America and Europe Are Split on China. They Must Come Together

America and Europe Are Split on China. They Must Come Together

Maybe it was no coincidence that the German government chose Leipzig as the location for the special E.U.-China summit, scheduled to take place later this year.

After all, Leipzig’s citizens were the first to turn out in droves in 1989 to protest the East German Communists’ despotism and contempt for freedom. Many feared the regime would indiscriminately mow down protesters who demanded basic democratic liberties, just as the Communist Party of China had done in June that same year.

Fortunately, the result was very different: The regime crumbled, the Berlin Wall fell and the country was reunited. Germans call Leipzig “Heldenstadt,” city of heroes.

What President Xi Jinping of China will make of this history is unclear. But we will get a chance to find out: The summit will go ahead, despite the coronavirus. Germany, which assumes the European Union’s rotating presidency on July 1, appears eager to send Beijing a message. Europe still belongs to the “political West,” as Chancellor Angela Merkel put it in May.

While Ms. Merkel stressed that Europe must “take its fate into its own hands” — code for geopolitical emancipation from the United States — she underlined that the European Union should come together to prevail over the mighty, code for China. “Together,” she said, “we want to lead Europe to new strength.”

That’s much easier said than done. Europe is sandwiched between two rival powers — President Trump’s bellicose United States and Mr. Xi’s intrusive China — which both scorn multilateralism and weaponize trade. And it doesn’t help that the Continent, trying to balance strategic imperatives with economic interests, is in the midst of its worst economic downturn since World War II.

The strain is plain to see. While the United States, Canada, Australia and Britain issued a comprehensive joint statement condemning China’s national security law in Hong Kong, which amounts to a legal takeover of the city, the European Union put out a meager five-sentence declaration, promising to “raise the issue in our continuing dialogue with China.”

That came only weeks after 27 European ambassadors to China allowed China Daily, a Communist Party newspaper, to censure an entirely uncritical op-ed written by them. Their offense? To have mentioned that the coronavirus originated in China.

And last week, after a videoconference between European and Chinese leaders, the president of the European Commission, Ursula von der Leyen, could say only that the bloc insists on “having a view” of the human rights situation in China and Hong Kong. Mr. Xi will surely have learned by now that he has little to fear from Brussels.

Such wretched vacillation expresses a sour truth: Europe is far from united in its rejection of China’s authoritarian state capitalism. Especially for Central European states like Hungary and Poland, a Beijing that doesn’t fret about “values” is much less annoying than a Brussels that does so all the time.

And it’s not just states that see China in a flattering light. In Italy, China’s “mask diplomacy” — the giveaway of masks and other medical safety equipment — seems to have done its job.
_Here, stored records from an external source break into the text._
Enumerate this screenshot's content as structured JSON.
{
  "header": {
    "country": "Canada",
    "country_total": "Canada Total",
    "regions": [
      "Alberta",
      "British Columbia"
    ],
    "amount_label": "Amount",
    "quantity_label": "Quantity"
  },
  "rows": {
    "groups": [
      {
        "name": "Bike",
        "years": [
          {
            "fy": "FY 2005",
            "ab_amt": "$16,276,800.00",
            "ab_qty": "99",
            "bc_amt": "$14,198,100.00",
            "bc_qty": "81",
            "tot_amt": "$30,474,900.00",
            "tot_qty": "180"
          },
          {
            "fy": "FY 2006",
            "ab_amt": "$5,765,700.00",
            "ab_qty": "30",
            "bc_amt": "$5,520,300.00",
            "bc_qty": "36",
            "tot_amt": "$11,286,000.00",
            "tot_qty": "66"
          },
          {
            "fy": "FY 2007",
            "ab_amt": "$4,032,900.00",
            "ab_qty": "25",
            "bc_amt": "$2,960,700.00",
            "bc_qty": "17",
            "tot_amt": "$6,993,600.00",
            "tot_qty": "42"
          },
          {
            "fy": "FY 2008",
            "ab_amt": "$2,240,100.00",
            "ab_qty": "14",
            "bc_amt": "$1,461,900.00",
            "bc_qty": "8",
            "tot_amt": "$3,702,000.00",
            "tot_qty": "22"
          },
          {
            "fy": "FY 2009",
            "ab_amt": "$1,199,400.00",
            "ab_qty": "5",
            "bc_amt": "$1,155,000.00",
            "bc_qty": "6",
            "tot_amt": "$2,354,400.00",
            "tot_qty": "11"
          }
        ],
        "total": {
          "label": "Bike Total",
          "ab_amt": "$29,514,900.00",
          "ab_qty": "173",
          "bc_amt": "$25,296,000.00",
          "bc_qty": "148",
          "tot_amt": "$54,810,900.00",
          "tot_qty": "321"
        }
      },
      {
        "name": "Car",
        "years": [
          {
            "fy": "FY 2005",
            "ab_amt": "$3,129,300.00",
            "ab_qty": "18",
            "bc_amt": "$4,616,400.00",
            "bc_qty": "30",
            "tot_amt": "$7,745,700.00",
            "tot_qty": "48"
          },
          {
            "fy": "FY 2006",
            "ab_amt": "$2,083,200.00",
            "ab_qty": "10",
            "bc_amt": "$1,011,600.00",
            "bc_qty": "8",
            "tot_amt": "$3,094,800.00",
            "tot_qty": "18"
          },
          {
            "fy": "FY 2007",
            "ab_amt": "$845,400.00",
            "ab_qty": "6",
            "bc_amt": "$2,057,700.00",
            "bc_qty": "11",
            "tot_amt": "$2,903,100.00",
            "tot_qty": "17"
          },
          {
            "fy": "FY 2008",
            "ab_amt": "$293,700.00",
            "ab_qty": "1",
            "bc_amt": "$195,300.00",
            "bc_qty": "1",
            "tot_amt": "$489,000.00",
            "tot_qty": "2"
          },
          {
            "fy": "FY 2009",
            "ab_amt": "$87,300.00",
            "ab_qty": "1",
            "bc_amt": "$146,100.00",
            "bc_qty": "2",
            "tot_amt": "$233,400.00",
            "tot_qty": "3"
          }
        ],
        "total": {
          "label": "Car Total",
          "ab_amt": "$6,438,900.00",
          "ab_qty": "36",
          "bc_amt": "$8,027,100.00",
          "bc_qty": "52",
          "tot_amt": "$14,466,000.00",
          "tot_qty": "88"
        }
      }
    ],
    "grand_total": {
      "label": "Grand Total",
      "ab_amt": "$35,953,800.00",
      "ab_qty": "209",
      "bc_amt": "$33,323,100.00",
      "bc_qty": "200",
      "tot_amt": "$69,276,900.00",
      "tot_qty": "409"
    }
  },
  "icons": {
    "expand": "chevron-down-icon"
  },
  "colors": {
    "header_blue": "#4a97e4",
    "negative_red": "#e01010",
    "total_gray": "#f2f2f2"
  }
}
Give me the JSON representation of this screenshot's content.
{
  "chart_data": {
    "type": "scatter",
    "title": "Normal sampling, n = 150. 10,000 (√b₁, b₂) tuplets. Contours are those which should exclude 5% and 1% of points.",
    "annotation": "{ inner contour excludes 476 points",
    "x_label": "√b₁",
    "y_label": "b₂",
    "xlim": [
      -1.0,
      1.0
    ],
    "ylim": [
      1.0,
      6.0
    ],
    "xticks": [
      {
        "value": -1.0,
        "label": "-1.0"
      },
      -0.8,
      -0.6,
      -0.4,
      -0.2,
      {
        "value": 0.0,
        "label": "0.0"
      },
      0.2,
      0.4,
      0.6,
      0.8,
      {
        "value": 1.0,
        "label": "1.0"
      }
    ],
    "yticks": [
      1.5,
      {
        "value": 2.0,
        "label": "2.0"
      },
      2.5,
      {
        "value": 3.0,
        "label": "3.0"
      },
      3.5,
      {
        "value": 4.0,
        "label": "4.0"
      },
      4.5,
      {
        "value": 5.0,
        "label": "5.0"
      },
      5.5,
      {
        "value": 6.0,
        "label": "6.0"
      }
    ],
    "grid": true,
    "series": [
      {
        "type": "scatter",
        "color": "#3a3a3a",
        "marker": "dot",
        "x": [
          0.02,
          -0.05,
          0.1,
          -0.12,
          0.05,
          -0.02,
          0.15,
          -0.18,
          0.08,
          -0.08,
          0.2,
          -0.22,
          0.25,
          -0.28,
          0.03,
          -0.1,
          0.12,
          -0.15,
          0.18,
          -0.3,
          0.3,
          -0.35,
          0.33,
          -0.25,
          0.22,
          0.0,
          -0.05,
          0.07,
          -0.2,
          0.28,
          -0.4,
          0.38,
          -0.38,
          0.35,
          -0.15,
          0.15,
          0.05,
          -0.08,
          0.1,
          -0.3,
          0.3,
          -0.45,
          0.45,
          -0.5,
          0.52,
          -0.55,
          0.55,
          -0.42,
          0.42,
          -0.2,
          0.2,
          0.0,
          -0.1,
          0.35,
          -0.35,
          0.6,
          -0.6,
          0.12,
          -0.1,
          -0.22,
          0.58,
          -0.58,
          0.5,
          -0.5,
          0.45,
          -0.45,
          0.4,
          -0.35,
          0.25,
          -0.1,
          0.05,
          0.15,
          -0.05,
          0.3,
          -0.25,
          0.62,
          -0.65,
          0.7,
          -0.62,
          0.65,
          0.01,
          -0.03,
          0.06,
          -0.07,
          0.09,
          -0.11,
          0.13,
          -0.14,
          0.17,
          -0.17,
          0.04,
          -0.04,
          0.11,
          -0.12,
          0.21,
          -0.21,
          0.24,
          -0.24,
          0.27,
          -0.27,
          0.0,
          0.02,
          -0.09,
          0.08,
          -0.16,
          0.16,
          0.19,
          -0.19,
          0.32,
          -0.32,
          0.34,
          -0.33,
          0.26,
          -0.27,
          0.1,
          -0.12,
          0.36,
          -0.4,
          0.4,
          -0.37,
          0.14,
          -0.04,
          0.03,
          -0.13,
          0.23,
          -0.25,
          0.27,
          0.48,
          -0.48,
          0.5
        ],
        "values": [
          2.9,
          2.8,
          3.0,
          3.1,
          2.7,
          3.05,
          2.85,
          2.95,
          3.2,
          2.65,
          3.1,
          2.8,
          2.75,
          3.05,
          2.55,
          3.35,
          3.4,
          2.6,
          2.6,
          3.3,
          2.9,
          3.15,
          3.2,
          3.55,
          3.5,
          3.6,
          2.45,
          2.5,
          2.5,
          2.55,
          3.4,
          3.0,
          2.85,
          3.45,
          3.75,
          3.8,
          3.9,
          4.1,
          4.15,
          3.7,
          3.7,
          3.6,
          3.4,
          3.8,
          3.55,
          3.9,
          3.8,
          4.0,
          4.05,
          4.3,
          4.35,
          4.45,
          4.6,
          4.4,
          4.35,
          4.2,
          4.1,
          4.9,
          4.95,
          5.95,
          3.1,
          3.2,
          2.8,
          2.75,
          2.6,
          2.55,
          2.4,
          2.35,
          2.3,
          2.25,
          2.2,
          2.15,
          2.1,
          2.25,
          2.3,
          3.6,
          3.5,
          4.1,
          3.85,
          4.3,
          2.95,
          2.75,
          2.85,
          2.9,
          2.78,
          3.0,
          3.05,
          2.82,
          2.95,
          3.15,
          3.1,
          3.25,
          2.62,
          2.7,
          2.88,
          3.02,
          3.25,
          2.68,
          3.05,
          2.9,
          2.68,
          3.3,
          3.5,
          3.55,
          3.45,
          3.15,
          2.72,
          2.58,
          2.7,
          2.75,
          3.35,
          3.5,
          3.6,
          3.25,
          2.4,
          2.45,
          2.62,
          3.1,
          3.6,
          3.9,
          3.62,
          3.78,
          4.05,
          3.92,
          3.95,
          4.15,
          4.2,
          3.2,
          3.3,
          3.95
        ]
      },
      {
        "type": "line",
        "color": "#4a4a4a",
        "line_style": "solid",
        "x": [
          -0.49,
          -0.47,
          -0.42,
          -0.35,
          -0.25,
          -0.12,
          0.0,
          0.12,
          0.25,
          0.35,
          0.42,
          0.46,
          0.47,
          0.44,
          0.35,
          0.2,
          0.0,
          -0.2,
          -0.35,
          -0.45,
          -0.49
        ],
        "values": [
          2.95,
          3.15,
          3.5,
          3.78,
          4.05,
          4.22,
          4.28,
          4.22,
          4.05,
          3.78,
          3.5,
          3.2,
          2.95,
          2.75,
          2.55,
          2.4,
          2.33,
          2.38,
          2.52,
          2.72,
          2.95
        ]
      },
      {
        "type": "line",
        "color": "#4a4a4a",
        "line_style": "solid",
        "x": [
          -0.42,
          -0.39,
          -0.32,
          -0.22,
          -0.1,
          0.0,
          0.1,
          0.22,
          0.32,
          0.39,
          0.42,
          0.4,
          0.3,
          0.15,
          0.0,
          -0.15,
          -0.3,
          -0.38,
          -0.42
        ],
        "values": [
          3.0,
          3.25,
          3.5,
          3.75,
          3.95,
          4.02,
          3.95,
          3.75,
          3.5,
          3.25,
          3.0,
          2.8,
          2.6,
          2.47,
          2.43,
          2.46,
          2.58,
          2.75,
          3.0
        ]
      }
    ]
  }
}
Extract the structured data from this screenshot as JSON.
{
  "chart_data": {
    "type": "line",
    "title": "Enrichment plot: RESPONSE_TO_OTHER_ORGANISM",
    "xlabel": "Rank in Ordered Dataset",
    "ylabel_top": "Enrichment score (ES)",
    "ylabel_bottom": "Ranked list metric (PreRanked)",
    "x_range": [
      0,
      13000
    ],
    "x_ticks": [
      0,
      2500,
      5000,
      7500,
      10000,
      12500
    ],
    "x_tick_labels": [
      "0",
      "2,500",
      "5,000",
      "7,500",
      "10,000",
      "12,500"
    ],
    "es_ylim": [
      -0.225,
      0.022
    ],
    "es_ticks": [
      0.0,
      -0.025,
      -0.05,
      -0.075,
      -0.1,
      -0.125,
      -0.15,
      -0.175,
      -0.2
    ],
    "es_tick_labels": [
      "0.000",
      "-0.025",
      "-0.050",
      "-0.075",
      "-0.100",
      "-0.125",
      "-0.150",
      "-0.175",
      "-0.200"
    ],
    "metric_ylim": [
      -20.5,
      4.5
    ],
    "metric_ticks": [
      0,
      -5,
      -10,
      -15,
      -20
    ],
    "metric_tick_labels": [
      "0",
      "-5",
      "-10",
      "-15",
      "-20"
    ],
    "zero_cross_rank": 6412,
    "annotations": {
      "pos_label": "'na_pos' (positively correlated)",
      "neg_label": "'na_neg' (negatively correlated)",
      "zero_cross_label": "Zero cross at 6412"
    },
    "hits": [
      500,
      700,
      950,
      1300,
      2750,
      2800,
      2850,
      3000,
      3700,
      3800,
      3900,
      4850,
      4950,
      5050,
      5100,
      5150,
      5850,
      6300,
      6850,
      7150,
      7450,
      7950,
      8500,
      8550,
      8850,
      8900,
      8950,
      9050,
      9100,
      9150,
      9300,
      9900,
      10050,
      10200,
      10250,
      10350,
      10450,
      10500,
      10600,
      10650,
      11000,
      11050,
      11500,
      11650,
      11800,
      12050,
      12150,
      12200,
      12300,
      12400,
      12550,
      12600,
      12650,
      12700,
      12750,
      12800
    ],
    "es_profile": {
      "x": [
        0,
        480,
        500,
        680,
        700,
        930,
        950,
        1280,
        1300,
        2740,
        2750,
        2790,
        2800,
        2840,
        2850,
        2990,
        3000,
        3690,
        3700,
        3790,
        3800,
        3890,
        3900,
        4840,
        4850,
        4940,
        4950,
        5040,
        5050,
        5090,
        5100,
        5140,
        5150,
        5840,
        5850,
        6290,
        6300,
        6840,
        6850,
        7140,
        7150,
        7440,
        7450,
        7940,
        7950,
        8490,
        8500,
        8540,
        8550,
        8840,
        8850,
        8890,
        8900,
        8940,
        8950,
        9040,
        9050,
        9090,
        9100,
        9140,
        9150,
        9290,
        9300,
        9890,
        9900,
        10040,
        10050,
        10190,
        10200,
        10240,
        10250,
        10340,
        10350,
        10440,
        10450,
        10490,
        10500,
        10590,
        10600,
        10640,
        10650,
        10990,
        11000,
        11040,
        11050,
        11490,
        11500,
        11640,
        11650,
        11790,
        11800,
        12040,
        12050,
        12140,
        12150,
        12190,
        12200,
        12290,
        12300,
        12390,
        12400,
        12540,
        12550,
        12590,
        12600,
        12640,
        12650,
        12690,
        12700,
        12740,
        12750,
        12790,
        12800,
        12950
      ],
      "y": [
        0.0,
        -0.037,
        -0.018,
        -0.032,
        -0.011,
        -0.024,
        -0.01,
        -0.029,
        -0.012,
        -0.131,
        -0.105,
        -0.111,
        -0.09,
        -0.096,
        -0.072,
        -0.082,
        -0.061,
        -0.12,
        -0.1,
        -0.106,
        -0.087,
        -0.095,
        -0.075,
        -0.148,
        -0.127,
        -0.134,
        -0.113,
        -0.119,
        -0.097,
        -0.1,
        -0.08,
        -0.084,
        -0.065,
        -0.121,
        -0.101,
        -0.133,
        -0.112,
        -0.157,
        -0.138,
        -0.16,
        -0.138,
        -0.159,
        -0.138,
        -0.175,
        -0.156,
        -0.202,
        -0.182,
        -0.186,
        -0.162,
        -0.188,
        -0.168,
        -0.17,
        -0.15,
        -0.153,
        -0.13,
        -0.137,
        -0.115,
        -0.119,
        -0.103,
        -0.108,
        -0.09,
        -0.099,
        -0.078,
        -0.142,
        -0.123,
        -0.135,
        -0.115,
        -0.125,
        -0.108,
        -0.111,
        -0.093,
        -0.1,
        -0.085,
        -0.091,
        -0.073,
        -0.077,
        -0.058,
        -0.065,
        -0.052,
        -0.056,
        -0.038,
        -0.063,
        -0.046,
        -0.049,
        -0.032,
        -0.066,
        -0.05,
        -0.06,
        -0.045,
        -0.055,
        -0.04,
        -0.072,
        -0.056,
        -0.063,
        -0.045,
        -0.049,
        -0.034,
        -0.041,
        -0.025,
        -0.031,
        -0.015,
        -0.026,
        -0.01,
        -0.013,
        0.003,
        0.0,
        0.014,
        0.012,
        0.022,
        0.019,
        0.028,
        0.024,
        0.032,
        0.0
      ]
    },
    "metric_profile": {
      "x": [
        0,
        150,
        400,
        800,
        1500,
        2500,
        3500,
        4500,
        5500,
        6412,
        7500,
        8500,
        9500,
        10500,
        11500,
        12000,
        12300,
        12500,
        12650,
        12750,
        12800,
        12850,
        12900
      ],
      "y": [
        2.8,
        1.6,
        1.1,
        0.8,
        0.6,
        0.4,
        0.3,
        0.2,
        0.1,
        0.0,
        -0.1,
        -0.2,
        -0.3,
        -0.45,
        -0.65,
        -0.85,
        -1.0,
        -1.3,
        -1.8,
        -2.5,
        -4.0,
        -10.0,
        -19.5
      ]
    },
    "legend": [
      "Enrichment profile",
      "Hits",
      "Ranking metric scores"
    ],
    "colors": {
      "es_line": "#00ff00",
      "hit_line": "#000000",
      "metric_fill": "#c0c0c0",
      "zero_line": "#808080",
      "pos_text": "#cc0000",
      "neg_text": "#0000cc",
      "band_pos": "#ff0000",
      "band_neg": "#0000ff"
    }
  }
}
Italians now view China as the most friendly country, according to an April poll. (Germany came last in the sympathy ranking.)

Germans themselves aren’t immune, either. In a May poll, 25 percent of respondents said that they had gained a more positive image of China through the coronavirus crisis, while 73 percent said their opinion of the United States had worsened.

The European Commission may label China a “systemic rival.” But such fighting talk is more likely to bring German businesspeople to tears of laughter than China to fair play. It will do nothing to change the situation for German car manufacturers, for instance, who trade extensively with China and are happy to bow to its political pressure. Daimler, for example, swiftly apologized for quoting the Dalai Lama on social media in 2018.

It all adds up to a miserable picture. In the face of it, how can Germany build a credible European approach to China?

An episode from the Cold War could point the way. When tensions rose in the late 1970s between America and the Soviet Union, Helmut Schmidt, the German chancellor, came up with an innovative approach. He offered disarmament talks to the Soviets — while also promising to deploy American missiles in Europe if the Soviets did not budge. The tactic became known as the “double-track decision.” And it was effective: The Soviets eventually agreed to the peace talks that led to nuclear disarmament.

Fortunately, power today is spelled out in trading figures rather than warheads. But the principles of the double-track approach remain applicable. At the moment, America and the European Union each have one fruitless way to approach China: America threatens to escalate the trade war, and Europe begs for international cooperation.

The West sorely needs to be more strategic. And there’s a way to get there: Take its two currently unsophisticated tracks — American anger and European friendliness — and combine them, subtly.

So maybe it wouldn’t be a bad thing if the Leipzig meeting between Ms. Merkel and Mr. Xi were to be postponed. If it is China’s aim to drive a wedge between the West’s powers, then the West may want to hold its own summit on China first.

Jochen Bittner is a co-head of the debate section for the weekly newspaper Die Zeit and a contributing Opinion writer.